New York - US automotive giant General Motors Co reported Monday it lost 1.2 billion dollars in the third quarter of 2009, beating analysts' expectations and saying the company now had a "solid foundation" for its restructuring effort. In its first financial report after it emerged from bankruptcy, GM said it actually earned 1.5 billion dollars before interest, taxes, depreciation, amortization and special items.
GM also announced that it would begin repayment on a 6.7-billion-dollar US government loan in December.
GM President and Chief Executive Officer Fritz Henderson hailed the figures but expressed caution about the tasks still ahead.
"We have significantly more work to do, but today's results provide evidence of the solid foundation we are building for the new GM," Henderson said.
In a press conference, Henderson said the losses, while unsatisfactory, were "certainly better than our plans going into bankruptcy." The quarterly results showed "some signs of progress, some signs of stability."
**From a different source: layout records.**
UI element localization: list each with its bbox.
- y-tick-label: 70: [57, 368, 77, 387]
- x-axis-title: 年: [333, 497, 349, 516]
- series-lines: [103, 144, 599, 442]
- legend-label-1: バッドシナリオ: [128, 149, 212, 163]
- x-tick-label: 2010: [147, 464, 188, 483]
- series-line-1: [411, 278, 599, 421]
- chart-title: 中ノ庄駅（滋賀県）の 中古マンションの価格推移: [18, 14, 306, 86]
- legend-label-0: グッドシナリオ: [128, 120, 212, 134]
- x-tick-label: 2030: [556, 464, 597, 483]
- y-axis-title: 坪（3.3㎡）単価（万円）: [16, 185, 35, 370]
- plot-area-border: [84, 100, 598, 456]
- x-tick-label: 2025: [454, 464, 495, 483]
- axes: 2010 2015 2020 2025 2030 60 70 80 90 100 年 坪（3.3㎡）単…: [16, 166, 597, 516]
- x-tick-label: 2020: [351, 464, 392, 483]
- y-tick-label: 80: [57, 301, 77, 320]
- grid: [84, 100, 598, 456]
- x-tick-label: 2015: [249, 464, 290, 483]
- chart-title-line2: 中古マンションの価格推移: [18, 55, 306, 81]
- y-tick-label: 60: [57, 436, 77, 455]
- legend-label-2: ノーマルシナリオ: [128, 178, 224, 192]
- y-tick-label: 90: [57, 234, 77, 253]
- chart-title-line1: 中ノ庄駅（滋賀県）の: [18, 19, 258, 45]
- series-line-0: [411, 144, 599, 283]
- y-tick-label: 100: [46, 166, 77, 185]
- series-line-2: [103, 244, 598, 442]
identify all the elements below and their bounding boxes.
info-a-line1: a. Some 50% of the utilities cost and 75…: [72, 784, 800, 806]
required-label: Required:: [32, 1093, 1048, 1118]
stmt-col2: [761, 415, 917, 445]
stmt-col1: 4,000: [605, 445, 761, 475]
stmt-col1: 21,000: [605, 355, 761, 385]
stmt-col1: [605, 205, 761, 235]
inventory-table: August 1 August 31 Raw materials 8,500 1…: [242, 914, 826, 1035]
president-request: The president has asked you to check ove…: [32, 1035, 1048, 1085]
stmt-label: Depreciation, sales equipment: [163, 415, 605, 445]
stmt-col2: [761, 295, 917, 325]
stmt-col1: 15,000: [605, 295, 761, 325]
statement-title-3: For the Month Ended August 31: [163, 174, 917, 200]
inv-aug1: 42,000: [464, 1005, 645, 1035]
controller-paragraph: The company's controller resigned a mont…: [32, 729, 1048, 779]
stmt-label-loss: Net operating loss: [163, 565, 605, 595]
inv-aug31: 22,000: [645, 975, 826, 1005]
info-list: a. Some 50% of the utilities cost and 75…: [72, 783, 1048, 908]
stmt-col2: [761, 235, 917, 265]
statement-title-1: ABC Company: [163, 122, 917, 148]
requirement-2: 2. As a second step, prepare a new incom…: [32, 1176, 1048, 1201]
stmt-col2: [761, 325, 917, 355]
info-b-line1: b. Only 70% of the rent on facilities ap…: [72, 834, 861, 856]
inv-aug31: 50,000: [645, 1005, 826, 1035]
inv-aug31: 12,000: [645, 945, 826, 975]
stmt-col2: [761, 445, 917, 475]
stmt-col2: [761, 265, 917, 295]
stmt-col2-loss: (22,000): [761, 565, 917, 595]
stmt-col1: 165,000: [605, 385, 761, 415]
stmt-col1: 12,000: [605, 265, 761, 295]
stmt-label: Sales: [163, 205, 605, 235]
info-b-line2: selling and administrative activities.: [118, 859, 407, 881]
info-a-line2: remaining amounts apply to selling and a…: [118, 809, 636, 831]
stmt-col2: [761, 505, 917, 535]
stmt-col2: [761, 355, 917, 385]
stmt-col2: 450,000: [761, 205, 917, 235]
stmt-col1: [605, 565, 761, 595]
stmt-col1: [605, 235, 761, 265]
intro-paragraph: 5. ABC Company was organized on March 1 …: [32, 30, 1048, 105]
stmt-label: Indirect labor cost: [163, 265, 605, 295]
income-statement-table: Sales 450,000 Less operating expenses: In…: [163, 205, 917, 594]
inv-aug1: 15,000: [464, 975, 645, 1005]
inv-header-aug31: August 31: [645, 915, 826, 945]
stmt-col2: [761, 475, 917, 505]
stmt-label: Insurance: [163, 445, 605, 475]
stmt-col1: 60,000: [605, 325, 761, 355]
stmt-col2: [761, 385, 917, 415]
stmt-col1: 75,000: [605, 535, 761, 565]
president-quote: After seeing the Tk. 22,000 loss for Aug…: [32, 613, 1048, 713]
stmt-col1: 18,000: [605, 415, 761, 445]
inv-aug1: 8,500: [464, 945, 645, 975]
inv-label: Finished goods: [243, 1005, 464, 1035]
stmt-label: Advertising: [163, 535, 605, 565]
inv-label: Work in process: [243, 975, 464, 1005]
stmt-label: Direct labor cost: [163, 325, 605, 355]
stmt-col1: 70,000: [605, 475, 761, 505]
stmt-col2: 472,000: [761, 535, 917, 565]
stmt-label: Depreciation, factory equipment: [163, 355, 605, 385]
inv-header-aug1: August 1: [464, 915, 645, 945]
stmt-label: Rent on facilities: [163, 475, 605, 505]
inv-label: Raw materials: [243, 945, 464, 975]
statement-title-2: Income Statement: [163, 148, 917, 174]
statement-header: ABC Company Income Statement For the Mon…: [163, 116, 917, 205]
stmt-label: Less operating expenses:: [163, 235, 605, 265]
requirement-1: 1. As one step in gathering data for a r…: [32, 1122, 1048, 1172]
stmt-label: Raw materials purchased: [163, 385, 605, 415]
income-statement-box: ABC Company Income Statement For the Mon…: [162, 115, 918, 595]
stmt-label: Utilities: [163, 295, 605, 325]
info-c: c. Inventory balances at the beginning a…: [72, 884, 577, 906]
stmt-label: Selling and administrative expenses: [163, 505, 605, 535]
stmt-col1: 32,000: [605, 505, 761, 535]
The company, reorganizing after its bankruptcy amid the economic crisis, said revenues totalled 28 billion dollars in the quarter, some 5 billion dollars above the preceding three-month period.
Since 2005 the Detroit, Michigan-based GM has lost at least 90 billion dollars, with its situation deteriorating to the point of the company having to file bankruptcy and receive massive federal credit and outright support.
Henderson said GM would begin in December making quarterly payments of one billion dollars to Washington, putting it on track to pay off the 6.7-billion-dollar state loan by mid-2011. It was possible GM could repay the full money back by a mid-point deadline of June 2010.
In addition, GM will also start repaying Canada's 1.4 billion dollar credit at a rate of 200 million dollars per quarter.
The 6.7-billion-dollar credit is not part of the more than 50 billion dollars in state support which GM got from Washington, for which the US got a 60 per cent majority stake in the company.
Henderson said the newly-reorganized GM was hoping to return to the stock market - which would allow the government to sell its shares - by the second half of next year.